Digital detox: le mantra de la classe culturelle edit
Pionnières du fétichisme du digital et toujours en tête de la consommation d’Internet[1], les couches intellectualisées sont aussi violemment critiques, et les plus mobilisées contre ses « dangers ». Sont-elles devenues obnubilées par la maitrise des écrans ? Quelques données l’attestent à bas bruit en France. En 2018, et pour la première fois, leur engagement dans les réseaux sociaux s’affaiblit, en particulier pour les hauts diplômés. Elles passent moins de temps sur Internet que les autres catégories sociales le soir avant d’aller se coucher[2]. Elles sont particulièrement méfiantes via à vis de l’utilisation des données personnelles des internautes par les géants de la Tech à des fins marchandes. Enfin, elles sont plus enclines que toutes les autres à user de pare-feu techniques pour bloquer la publicité[3]. Bref, brûlant en quelque sorte ce qu’elles ont adoré, s’esquisse chez elles (sur la pointe des doigts) une prophylaxie à l’égard des écrans.
L’hygiène de l’olympien
Ce retournement d’attitude est en germe depuis plusieurs années dans les discours de santé publique : des appels aux journées sans smartphone, des campagnes pour « je débranche » ou je coupe mon compte Facebook, des livres vantant le plaisir à ne rien faire ou à s’adonner à des activités loin des push numériques en témoignent. Les avertissements de médecins et de psychologues se multiplient aussi, dénonçant les addictions et le modelage du cerveau par l’économie de l’attention. Il s’en suit aujourd’hui une recommandation majeure : retarder le plus possible l’âge d’entrée des enfants dans la sérenpidité numérique – pas d’écran avant trois ans ou pas de smartphone avant 13 ans, âge théorique auquel les ados peuvent ouvrir un compte Facebook.

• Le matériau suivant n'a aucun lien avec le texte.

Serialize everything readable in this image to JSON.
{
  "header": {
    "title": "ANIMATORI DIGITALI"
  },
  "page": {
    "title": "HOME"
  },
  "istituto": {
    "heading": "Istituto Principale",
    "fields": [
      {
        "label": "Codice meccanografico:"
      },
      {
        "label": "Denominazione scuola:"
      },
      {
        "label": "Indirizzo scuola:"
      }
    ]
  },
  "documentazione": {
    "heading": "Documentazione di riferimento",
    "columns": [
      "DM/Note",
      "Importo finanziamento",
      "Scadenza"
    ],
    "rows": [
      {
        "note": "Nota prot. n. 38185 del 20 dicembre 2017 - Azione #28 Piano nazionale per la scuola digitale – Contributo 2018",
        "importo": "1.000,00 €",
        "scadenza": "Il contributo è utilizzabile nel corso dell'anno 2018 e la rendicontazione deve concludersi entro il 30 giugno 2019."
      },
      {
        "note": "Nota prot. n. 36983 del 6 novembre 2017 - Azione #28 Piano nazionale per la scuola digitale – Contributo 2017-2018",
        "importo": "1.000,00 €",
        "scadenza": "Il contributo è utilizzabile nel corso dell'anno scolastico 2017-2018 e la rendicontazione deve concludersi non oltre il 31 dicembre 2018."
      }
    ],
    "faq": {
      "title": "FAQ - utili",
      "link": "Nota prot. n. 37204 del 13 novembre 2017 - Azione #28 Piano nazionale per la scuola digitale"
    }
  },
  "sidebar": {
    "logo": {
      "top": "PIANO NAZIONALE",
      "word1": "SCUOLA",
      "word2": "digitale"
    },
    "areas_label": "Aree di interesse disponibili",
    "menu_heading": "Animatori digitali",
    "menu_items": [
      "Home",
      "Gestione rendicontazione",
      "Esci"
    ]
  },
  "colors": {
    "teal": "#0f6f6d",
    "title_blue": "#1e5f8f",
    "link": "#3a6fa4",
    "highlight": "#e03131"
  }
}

Déjà en 2012, victime d’une overdose d’Internet conjuguée à des palpitations cardiaques, le blogueur Thierry Crouzet se retrouve à l’hôpital et décide de rompre pour un temps avec l’infosphère [4]. Il raconte cette expérience dans un livre : « J’ai débranché ». Les névroses induites par la pratique frénétique des réseaux sociaux y sont passées au peigne fin : la déconnection de l’environnement quotidien (excellente excuse pour ne pas participer à la vie familiale, en particulier les travaux domestiques), la solitude du brouillard numérique, le narcissisme qu’engendre le sentiment d’avoir une notoriété au sein de la multitude et l’attente obsessionnelle des retours des « amis internautes » à ses billets, la flatterie intérieure que procure l’appartenance à ce microcosme d’initiés. Sa diète digitale dure exactement six mois. Mais quand le blogueur reprend son ordinateur, c’est pour parler littérature, méditer sur l’écriture et la vie, et, plus récemment, réfléchir sur les gratifications procurées par les randonnées à bicyclette. En 2018 il s’installe en Floride, s’achète un VTT 29 pouces, et effectuant de longues virées à travers les Etats-Unis il poste au jour le jour les séquences de son futur livre « Born to Byke » - suscitant les commentaires de ses afficionados qui pourront enrichir sa prose. Parallèlement, il devient un collaborateur fécond de Google Map. Sortilège de la culture web : il s’est mué en un Sylvain Tesson qui se serait pris de passion pour la technologie.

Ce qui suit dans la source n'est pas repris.